Chinese media have described the ship deployment as the largest Chinese rescue fleet ever assembled.

The Boeing 777 has one of the best safety records of any commercial aircraft in service.

Its only previous fatal crash came on July 6 last year when Asiana Airlines Flight 214 struck a sea wall with its undercarriage on landing in San Francisco. Three people died in the incident.

The missing Malaysia Airlines Boeing 777-200 sent signals to a satellite for four hours after the aircraft went missing, an indication that it was still flying for hundreds of miles or more, according to a U.S. official briefed on the search for the jet.

This raises the possibility that the plane may have flown far from the current search areas.

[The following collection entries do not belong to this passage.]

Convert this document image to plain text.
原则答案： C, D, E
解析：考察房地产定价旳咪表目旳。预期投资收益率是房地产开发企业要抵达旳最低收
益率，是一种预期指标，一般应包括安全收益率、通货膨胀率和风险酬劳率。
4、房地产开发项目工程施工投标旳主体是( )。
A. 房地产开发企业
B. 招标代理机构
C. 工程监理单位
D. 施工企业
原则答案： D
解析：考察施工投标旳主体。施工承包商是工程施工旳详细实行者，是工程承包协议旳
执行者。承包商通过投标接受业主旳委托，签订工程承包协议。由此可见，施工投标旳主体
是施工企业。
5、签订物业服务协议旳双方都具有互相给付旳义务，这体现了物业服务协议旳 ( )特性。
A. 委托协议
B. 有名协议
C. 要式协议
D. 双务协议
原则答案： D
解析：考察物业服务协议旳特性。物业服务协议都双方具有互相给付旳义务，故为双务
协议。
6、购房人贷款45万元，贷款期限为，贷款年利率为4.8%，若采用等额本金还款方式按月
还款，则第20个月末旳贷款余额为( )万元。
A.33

Here is a look at three types of signals planes give off, and how they relate to the missing jetliner:

Transponders are electronic devices that automatically identify commercial aircraft within air traffic control radar range and transmit information on the plane's identity, location and altitude to ground radar stations. Beyond radar range, they enable planes to be identified and tracked anywhere in the world by satellite. Transponders can be turned off by pilots.

The missing jet's transponder last communicated with Malaysian civilian radar about an hour after takeoff, when the plane was above the Gulf of Thailand between Malaysia and southern Vietnam.

ACARS - or Aircraft Communications Addressing and Reporting System - is a data link system used to transmit short messages such as weather updates and status reports between aircraft and ground stations via radio or satellite.

According to the U.S. official, ACARS messages sent by the missing plane continued after its transponder went silent, although he wasn't certain for how long.

Boeing offers a satellite service that can receive data during a flight on how the aircraft is functioning and relay the information to the plane's home base. The idea is to provide information before the plane lands on whether maintenance work or repairs are needed. Even if an airline does not subscribe to the service, planes still periodically send automated signals - or pings - to the satellite seeking to establish contact.

Malaysia Airlines did not subscribe to the satellite service. The U.S. official said automated pings were received from the jetliner for four hours after it went missing, indicating it probably flew for hundreds of miles beyond its last confirmed sighting on radar.